Я приехала сюда в душном поезде, и после сухой, позолоченной ранним солнцем Ниццы я с наслаждением вдыхаю этот холодный воздух, запах дождя, к которому больше не примешивается запах йода и соли и который не смягчён ароматом цветущей мимозы. Ветер приносит его мне на озеро Леман, где низко плавают тёмные тучи, а в редких просветах сверкает совсем близкий Монблан.

Мне хорошо знакома эта комната, я узнаю её розовые стены, отделанные лиловым бордюром, и небесно-голубые двери. Гостиница, где я остановилась, вполне приличная. Это одна из многих подобных ей швейцарских гостиниц на берегу озера или в других живописных местах. В Париже меня никто не ждал, а я вспомнила, что в Женеве в конце февраля часто бывает мягкая погода и чайки там приветливо машут крыльями. К тому же у Брага начинаются его ежегодные женевские недельные гастроли.

С тем же успехом я могла бы поехать в двадцать других городков на юге вместо Женевы – пляж с горячим песком и между двумя красными скалами, итальянская деревня, провансальские селения, где выжимают сок из фиалок и жанкиля. Но я не могу забыть, что все эти райские местечки, едва только наступает час сумерек, лишаются своего единственного украшения – особого света и превращаются в мрачные казематы, а туристам ничего не остаётся, как только таскаться от террасы к расстроенному фортепьяно и от читальни, оккупированной дряхлыми англосаксонскими призраками в очках, к салону, где судачат молодые и старые девы, готовые от скуки кидаться на людей, визжать и кусаться…

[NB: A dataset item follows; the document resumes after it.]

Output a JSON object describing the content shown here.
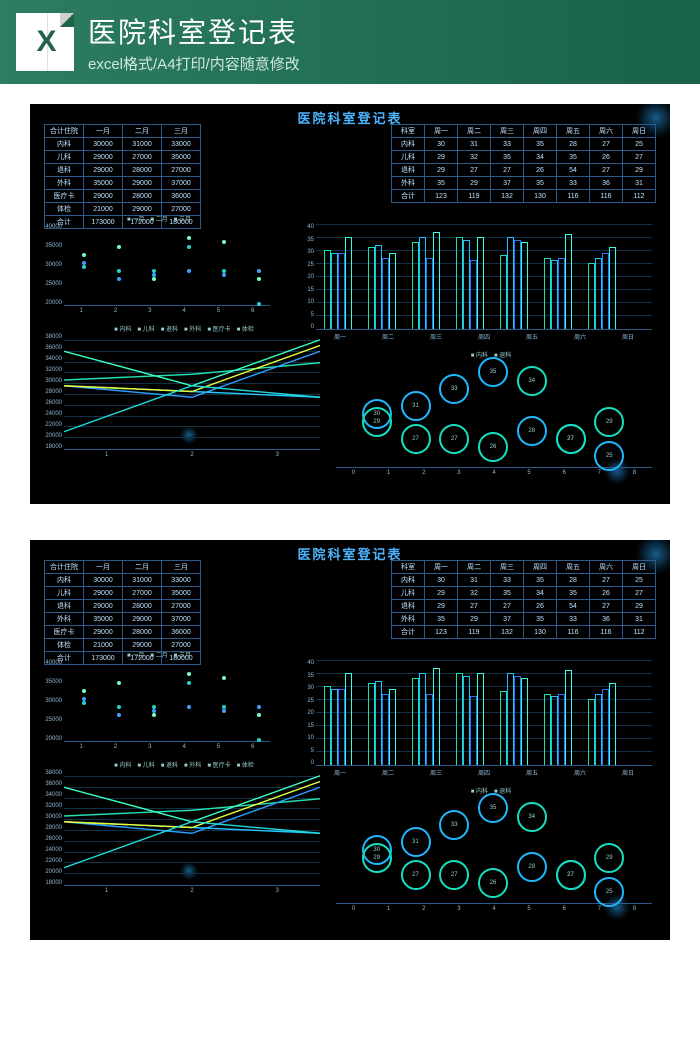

Мне здесь хорошо. Мягкость холодного воздуха, серая гладь озера, такая неподвижная после дождя, что маленький паровой буксир оставляет за собой след, длинный и тонкий, словно плетёный канат. Здесь всё удаляет меня от Ниццы, от Майи и Жана. Всё, вплоть до скупой и строгой красоты зимнего букета из едва проклюнувшихся листиков прибрежной ивы, меня молодит и освобождает от груза воспоминаний о пребывании на Ривьере, заключительная сцена которого и положила ему конец.

В течение сорока восьми часов я ещё терпела общество этих двух любовников. Майя снова стала весёлой влюблённой и ходила с демонстративно победоносным видом, как всякий раз, когда она сдавала свои позиции и унижалась перед Жаном. Когда они оставались наедине, Жан, не найдя для себя моральной позиции, которая давала бы ему хоть какое-то преимущество в моих глазах, принял разумное решение вновь вести себя как в прежние дни.

Накануне отъезда, уже тайно сложив чемоданы, я согласилась провести полночи в комнате-курильне Массо, на белой циновке и подушках, обтянутых прохладным блестящим шёлком. Опиума я не курила, но позволила себе этот вечер как некое постыдное наслаждение и «чтобы поглядеть», как говорит Массо.

Майя жадно накинулась на опиум – не столько ради удовольствия, сколько чтобы продемонстрировать свою опытность. Она говорила «шарик», «бамбук», «доза» и хвалила вязкость опиума со знанием дела старого, насквозь прокуренного китайца.

Жан закурил без желания и без удовольствия, как-то торопливо, словно ему не терпелось поскорее достичь благословенного мига, когда приклоняешь к подушке задурманенную, плывущую голову. Когда он отложил свою последнюю трубку, он вытянулся на циновке и упёрся в меня взглядом, в котором не было ни желания, ни тревоги, а лишь спокойная, как смерть, уверенность.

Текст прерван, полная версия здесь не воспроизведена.